Luca Brassoni hatte deutsche Vorfahren. Seine Großmutter mütterlicherseits stammte aus
der bayrischen Stadt Bad Tölz und hatte Ende der Vierzigerjahre einen italienischen Ingenieur aus Venedig geheiratet, der für einen großen Konzern in Süddeutschland arbeitete. Da seine Großmutter ihre Heimat und ihre Familie nicht verlassen wollte, entschied man sich, in Bad Tölz zu bleiben.

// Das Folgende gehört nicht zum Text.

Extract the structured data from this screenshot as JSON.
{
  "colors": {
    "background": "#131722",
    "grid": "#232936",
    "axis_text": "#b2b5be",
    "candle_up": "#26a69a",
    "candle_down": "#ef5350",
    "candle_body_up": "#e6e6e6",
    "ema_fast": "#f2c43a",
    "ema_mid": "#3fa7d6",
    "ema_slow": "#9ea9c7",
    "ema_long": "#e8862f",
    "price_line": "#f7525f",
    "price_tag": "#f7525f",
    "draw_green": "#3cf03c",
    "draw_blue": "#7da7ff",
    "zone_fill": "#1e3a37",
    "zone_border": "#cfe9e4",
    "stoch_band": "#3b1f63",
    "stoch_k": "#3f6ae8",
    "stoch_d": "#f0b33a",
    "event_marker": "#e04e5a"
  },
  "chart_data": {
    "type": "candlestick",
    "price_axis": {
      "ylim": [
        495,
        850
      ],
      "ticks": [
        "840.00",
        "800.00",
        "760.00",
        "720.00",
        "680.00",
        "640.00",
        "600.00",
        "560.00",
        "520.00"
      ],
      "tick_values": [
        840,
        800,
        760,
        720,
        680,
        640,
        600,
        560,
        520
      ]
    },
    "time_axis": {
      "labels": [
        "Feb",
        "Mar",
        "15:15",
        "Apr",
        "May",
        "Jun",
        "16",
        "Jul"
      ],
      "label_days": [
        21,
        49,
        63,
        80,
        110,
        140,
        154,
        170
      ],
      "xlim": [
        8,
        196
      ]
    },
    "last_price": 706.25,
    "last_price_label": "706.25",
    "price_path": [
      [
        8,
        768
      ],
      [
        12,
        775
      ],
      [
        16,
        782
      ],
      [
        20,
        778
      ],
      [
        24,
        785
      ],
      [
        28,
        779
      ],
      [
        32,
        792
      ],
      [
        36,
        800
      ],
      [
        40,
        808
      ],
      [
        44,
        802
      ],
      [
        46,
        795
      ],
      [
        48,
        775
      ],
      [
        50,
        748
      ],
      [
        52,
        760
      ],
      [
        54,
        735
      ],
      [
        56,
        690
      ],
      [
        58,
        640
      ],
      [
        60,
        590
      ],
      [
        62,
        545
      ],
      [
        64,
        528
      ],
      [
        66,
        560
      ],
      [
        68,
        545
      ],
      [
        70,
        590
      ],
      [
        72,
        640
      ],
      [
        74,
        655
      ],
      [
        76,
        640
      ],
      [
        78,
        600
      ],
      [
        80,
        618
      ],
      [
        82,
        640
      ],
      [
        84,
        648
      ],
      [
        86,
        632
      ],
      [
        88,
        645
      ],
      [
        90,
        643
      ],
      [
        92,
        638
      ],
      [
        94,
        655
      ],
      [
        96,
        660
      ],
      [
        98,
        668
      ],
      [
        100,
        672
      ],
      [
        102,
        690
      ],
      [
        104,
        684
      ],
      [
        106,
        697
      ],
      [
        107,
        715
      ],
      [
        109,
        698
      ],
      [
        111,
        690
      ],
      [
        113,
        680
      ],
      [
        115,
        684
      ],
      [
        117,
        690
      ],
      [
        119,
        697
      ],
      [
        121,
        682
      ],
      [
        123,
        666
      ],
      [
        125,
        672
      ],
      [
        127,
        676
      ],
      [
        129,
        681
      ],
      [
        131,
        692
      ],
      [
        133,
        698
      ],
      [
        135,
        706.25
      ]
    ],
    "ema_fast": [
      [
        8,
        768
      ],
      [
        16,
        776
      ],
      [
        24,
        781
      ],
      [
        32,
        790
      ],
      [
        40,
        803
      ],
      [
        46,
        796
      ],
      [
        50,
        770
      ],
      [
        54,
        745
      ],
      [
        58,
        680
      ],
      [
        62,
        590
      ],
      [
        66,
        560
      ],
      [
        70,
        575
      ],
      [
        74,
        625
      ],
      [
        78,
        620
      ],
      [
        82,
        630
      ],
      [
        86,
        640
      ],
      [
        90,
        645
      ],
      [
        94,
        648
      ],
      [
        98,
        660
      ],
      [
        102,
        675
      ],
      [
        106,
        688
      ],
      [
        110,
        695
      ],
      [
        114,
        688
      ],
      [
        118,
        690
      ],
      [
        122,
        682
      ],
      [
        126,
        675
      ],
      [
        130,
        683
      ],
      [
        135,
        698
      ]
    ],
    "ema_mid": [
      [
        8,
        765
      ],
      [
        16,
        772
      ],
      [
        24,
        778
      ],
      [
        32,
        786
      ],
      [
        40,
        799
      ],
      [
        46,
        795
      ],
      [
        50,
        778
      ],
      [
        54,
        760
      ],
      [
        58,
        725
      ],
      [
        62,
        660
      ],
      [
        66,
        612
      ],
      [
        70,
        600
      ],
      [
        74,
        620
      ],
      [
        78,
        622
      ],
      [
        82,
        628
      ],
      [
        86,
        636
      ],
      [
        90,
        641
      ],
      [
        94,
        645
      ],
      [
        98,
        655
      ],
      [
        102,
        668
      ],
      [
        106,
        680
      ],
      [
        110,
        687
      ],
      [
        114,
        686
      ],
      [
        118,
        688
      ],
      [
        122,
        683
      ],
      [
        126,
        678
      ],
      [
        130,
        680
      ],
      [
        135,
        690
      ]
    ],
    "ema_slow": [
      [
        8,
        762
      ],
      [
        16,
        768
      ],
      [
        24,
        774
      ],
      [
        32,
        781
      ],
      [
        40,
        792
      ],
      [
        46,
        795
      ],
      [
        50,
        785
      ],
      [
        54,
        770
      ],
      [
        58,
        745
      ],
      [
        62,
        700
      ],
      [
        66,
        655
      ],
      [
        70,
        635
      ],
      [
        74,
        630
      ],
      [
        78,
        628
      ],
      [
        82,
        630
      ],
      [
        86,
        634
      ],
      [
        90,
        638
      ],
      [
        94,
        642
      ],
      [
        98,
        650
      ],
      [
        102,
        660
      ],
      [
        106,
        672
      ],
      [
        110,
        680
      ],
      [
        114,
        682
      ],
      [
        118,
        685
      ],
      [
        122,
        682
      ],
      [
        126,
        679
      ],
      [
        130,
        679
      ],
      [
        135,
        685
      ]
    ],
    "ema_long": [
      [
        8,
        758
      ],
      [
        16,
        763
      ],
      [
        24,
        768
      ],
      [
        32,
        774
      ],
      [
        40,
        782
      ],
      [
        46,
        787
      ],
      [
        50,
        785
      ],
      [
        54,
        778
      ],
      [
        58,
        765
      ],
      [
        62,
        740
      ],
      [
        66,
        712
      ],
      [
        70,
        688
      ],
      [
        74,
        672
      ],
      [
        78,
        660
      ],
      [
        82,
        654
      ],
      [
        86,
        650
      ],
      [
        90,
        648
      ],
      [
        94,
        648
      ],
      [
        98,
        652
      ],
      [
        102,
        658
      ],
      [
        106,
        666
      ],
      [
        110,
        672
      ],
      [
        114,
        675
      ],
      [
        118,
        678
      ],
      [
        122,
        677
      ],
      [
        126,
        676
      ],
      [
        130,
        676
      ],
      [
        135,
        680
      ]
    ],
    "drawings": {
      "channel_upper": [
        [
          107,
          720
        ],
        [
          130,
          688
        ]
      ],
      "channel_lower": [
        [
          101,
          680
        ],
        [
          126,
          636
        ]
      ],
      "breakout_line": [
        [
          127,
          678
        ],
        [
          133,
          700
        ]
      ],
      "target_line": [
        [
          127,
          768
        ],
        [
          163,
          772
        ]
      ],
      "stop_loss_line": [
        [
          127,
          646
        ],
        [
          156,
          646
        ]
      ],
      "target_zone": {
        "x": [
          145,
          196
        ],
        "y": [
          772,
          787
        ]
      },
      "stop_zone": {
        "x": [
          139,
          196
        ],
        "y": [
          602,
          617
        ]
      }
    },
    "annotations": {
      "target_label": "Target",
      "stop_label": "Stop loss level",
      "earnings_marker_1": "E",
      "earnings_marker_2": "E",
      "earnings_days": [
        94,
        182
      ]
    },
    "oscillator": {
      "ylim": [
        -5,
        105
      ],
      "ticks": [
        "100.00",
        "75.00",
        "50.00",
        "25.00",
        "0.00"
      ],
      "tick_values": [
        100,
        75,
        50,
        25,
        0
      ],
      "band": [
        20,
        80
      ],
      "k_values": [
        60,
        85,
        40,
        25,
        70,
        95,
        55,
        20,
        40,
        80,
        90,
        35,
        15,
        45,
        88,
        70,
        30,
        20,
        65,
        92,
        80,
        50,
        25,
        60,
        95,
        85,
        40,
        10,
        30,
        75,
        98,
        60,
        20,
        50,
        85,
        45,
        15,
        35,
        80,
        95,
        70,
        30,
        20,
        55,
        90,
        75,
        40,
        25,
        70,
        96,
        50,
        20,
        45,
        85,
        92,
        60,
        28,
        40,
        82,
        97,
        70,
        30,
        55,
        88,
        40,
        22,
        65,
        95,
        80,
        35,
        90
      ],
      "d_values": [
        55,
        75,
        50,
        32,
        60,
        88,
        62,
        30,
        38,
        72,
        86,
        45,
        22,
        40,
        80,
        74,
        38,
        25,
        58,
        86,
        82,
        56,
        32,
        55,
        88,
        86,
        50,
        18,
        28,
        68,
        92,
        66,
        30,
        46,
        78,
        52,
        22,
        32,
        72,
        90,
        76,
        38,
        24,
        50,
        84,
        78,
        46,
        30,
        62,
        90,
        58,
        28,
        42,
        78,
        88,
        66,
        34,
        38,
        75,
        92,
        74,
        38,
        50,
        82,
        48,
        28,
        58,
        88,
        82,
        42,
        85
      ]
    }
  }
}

Brassonis Mutter, das einzige Kind seiner Großeltern, zog es dagegen schon als junge Kunststudentin nach Venedig zurück, wo sie seinen Vater, einen bekannten Maler und Bildhauer, kennenlernte und schließlich heiratete. Als kleiner Junge hatte der Commissario jeden Sommer einen Teil seiner Ferien in der schönen Stadt an der Isar verbracht, Steine in den Fluss geworfen, Libellen gefangen und in der Küche seiner Oma vom Kaiserschmarrn genascht.
Als die Großmutter starb, war er 14 Jahre alt. Die schönen Erlebnisse in dem idyllischen Ort hatte er nie vergessen, und so entschloss er sich als junger Student, ein Jahr lang nach München zu...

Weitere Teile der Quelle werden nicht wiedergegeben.